In 2006, YouTube sparked the popularity of American ukulele virtuoso and composer Jake Shimabukuro when his arrangement of the Beatles’ “While My Guitar Gently Weeps” became a viral sensation. The instrument’s continued cross-genre popularity included a top-selling ukulele album by Pearl Jam front man Eddie Vedder in 2011, and recent uke-based hits like Jason Mraz’s “I’m Yours” and Train’s “Hey, Soul Sister.”
After all its ups and downs, is the instrument finally here to stay? Fred Kamaka Jr. of Kamaka Ukuleles says, “The ukulele is just too mainstream now to fade away again.”
“The ukulele is still on the upswing,” says Shimabukuro. “Everywhere I go in the world, people are embracing it.”
Mike Upton, CEO of the top-selling Kala Brand ukuleles, adds: “Our sales just keep increasing. It’s kids, it’s performers, it’s collectors, everyone seems to want one.”

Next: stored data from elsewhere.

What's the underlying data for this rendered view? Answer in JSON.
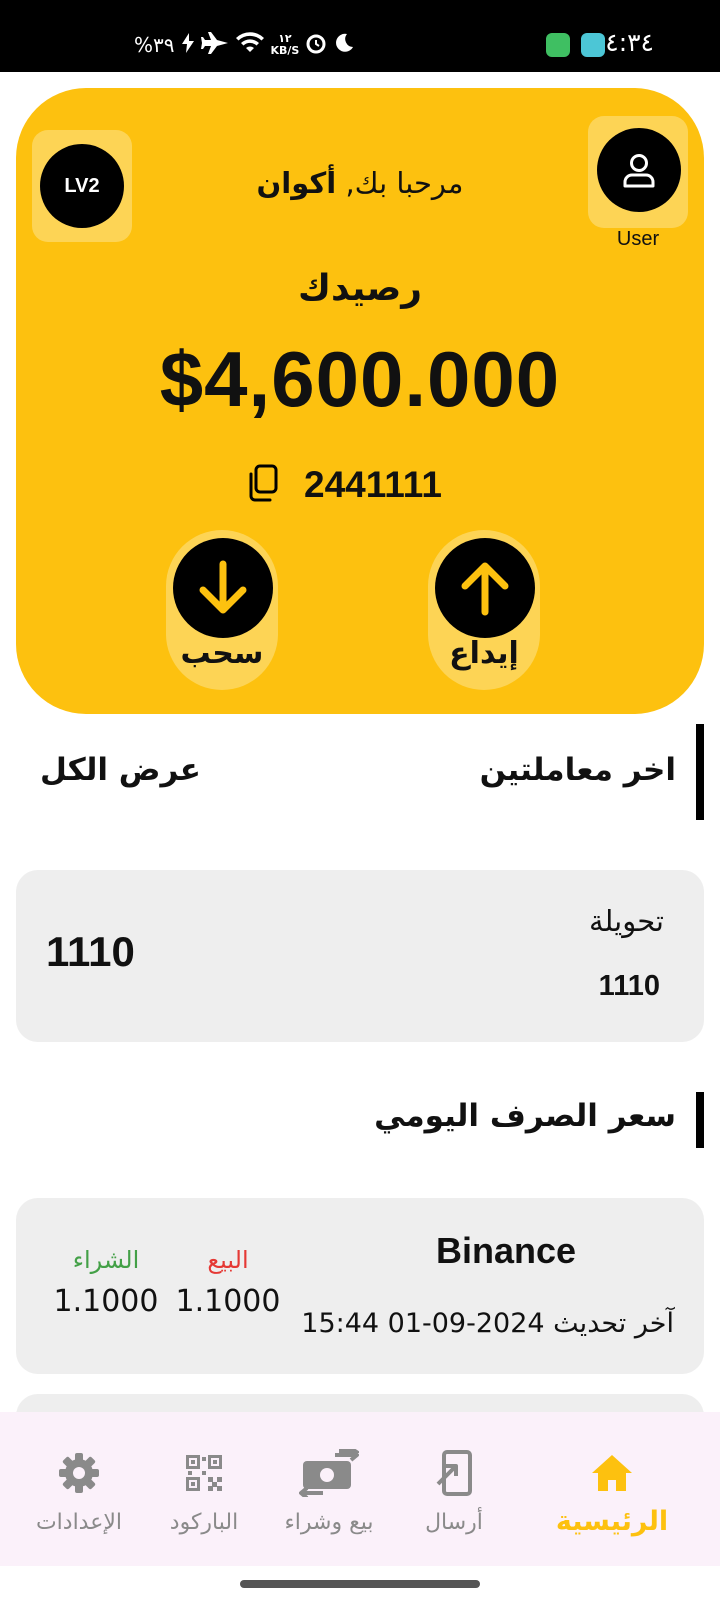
{
  "status_bar": {
    "time": "٤:٣٤",
    "battery": "%٣٩",
    "network_speed_value": "١٢",
    "network_speed_unit": "KB/S"
  },
  "header": {
    "level_badge": "LV2",
    "user_label": "User",
    "greeting_prefix": "مرحبا بك,",
    "greeting_name": "أكوان"
  },
  "balance": {
    "label": "رصيدك",
    "amount": "$4,600.000",
    "account_number": "2441111"
  },
  "actions": {
    "withdraw_label": "سحب",
    "deposit_label": "إيداع"
  },
  "transactions": {
    "title": "اخر معاملتين",
    "view_all": "عرض الكل",
    "items": [
      {
        "type": "تحويلة",
        "reference": "1110",
        "amount": "1110"
      }
    ]
  },
  "exchange": {
    "title": "سعر الصرف اليومي",
    "items": [
      {
        "name": "Binance",
        "updated_label": "آخر تحديث",
        "updated_at": "15:44 01-09-2024",
        "sell_label": "البيع",
        "sell_value": "1.1000",
        "buy_label": "الشراء",
        "buy_value": "1.1000"
      }
    ]
  },
  "bottom_nav": {
    "home": "الرئيسية",
    "send": "أرسال",
    "buy_sell": "بيع وشراء",
    "barcode": "الباركود",
    "settings": "الإعدادات"
  },
  "colors": {
    "accent": "#fdc10f",
    "sell": "#e53935",
    "buy": "#43a047"
  }
}
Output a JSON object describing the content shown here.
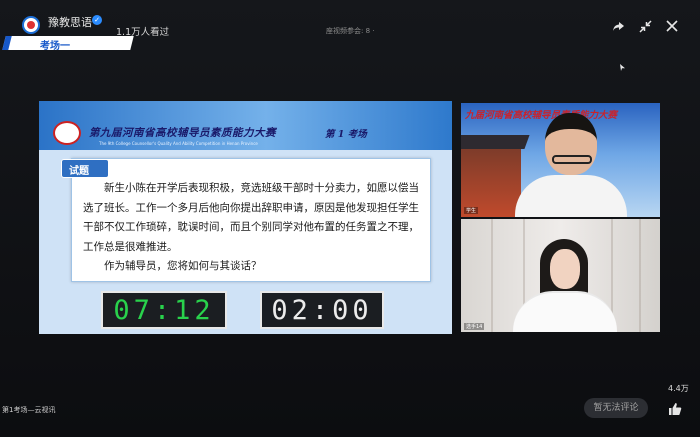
{
  "header": {
    "channel_name": "豫教思语",
    "verified_mark": "✓",
    "viewer_count": "1.1万人看过",
    "venue_tag": "考场一",
    "ticker_text": "座视频参会: 8 ·"
  },
  "slide": {
    "title": "第九届河南省高校辅导员素质能力大赛",
    "subtitle": "The 9th College Counsellor's Quality And Ability Competition in Henan Province",
    "stage_no": "第 1 考场",
    "question_tab": "试题",
    "question_text": "新生小陈在开学后表现积极，竞选班级干部时十分卖力，如愿以偿当选了班长。工作一个多月后他向你提出辞职申请，原因是他发现担任学生干部不仅工作琐碎，耽误时间，而且个别同学对他布置的任务置之不理，工作总是很难推进。",
    "question_prompt": "作为辅导员，您将如何与其谈话？",
    "timer_elapsed": "07:12",
    "timer_limit": "02:00",
    "timer_colors": {
      "elapsed": "#29d24c",
      "limit": "#ececec"
    }
  },
  "videos": {
    "candidate_banner": "九届河南省高校辅导员素质能力大赛",
    "candidate_tag": "学生",
    "judge_tag": "选手14"
  },
  "footer": {
    "like_count": "4.4万",
    "comment_placeholder": "暂无法评论",
    "caption": "第1考场—云视讯"
  },
  "icons": {
    "share": "share-icon",
    "collapse": "collapse-icon",
    "close": "close-icon",
    "like": "thumbs-up-icon"
  },
  "colors": {
    "brand_blue": "#1758c9",
    "background": "#0f1115"
  }
}
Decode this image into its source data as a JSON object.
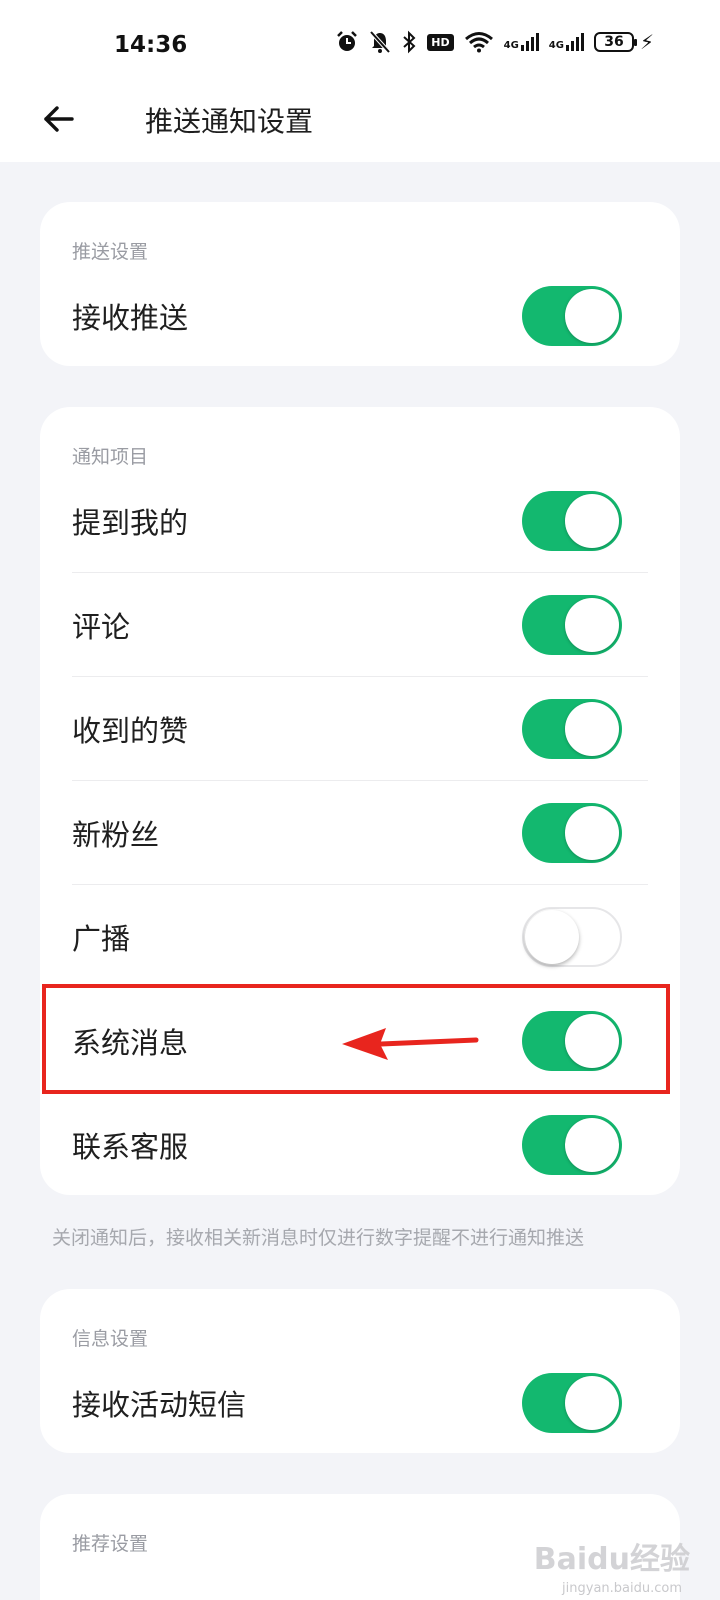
{
  "status_bar": {
    "time": "14:36",
    "network_badge": "HD",
    "signal_1": "4G",
    "signal_2": "4G",
    "battery_level": "36",
    "icons": [
      "alarm-icon",
      "mute-bell-icon",
      "bluetooth-icon",
      "hd-icon",
      "wifi-icon",
      "signal-4g-icon",
      "signal-4g-icon",
      "battery-icon",
      "charging-icon"
    ]
  },
  "header": {
    "title": "推送通知设置",
    "back_icon": "back-arrow-icon"
  },
  "sections": {
    "push": {
      "label": "推送设置",
      "items": [
        {
          "label": "接收推送",
          "on": true
        }
      ]
    },
    "notify": {
      "label": "通知项目",
      "items": [
        {
          "label": "提到我的",
          "on": true
        },
        {
          "label": "评论",
          "on": true
        },
        {
          "label": "收到的赞",
          "on": true
        },
        {
          "label": "新粉丝",
          "on": true
        },
        {
          "label": "广播",
          "on": false
        },
        {
          "label": "系统消息",
          "on": true
        },
        {
          "label": "联系客服",
          "on": true
        }
      ]
    },
    "footnote": "关闭通知后，接收相关新消息时仅进行数字提醒不进行通知推送",
    "message": {
      "label": "信息设置",
      "items": [
        {
          "label": "接收活动短信",
          "on": true
        }
      ]
    },
    "recommend": {
      "label": "推荐设置"
    }
  },
  "annotation": {
    "highlight_color": "#e8251e",
    "arrow_color": "#e8251e"
  },
  "colors": {
    "toggle_on": "#13b86f",
    "background": "#f3f4f8"
  },
  "watermark": {
    "text": "Baidu经验",
    "sub": "jingyan.baidu.com"
  }
}
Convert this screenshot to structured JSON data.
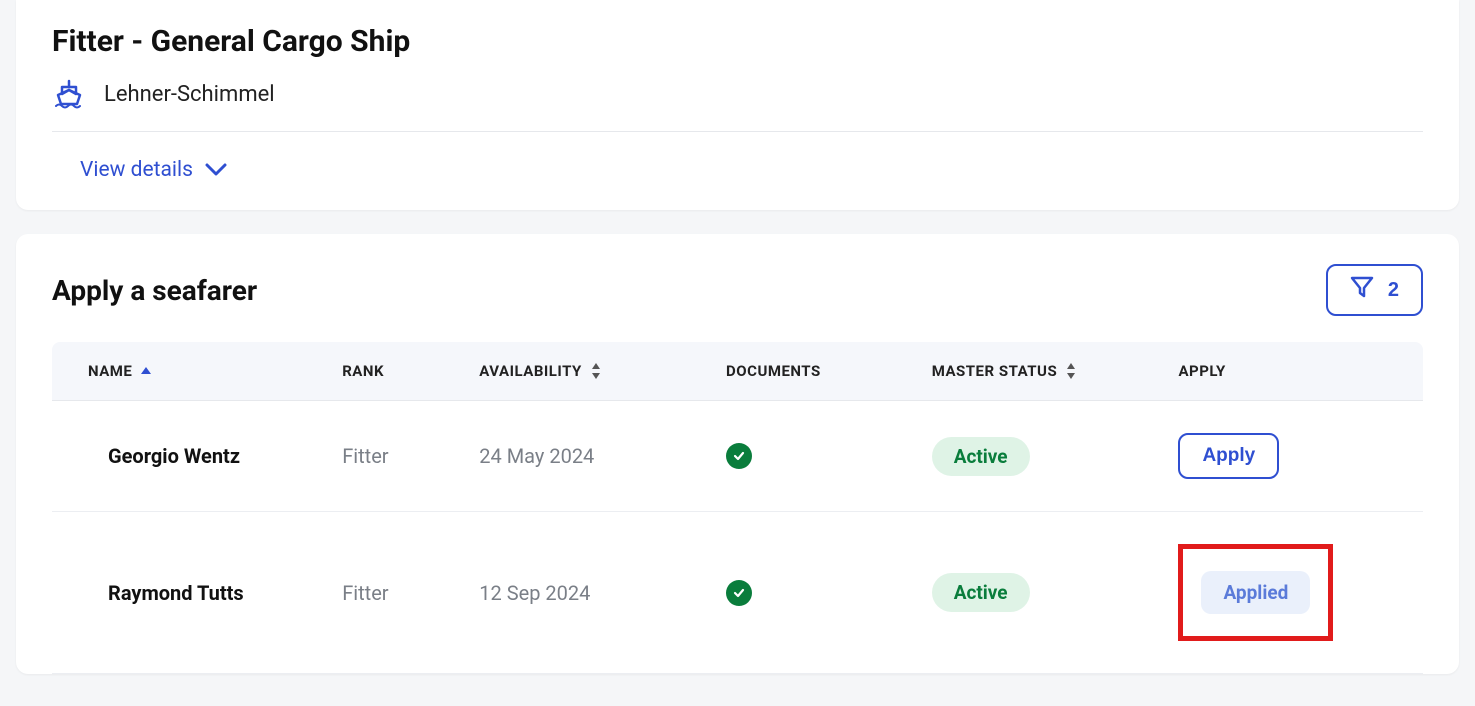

In Hawaii, oversubscribed grade school ukulele clubs are developing the stars of tomorrow. Local artisans continue to make ukuleles on the islands, and stalwart Kamaka is still crafting ukuleles as it has done since the initial wave of popularity in 1915, with a two-month waiting list to get a new instrument. Fred Kamaka Sr., the 95-year-old son of the founder, greeted my recent tour at their Honolulu workshop. Having lived through every boom and bust of the instrument, he’s confident about its future. He plucked the four strings of a 100-year-old display model and said, “There it is, the same sound as my father made. Doesn’t it make you smile?”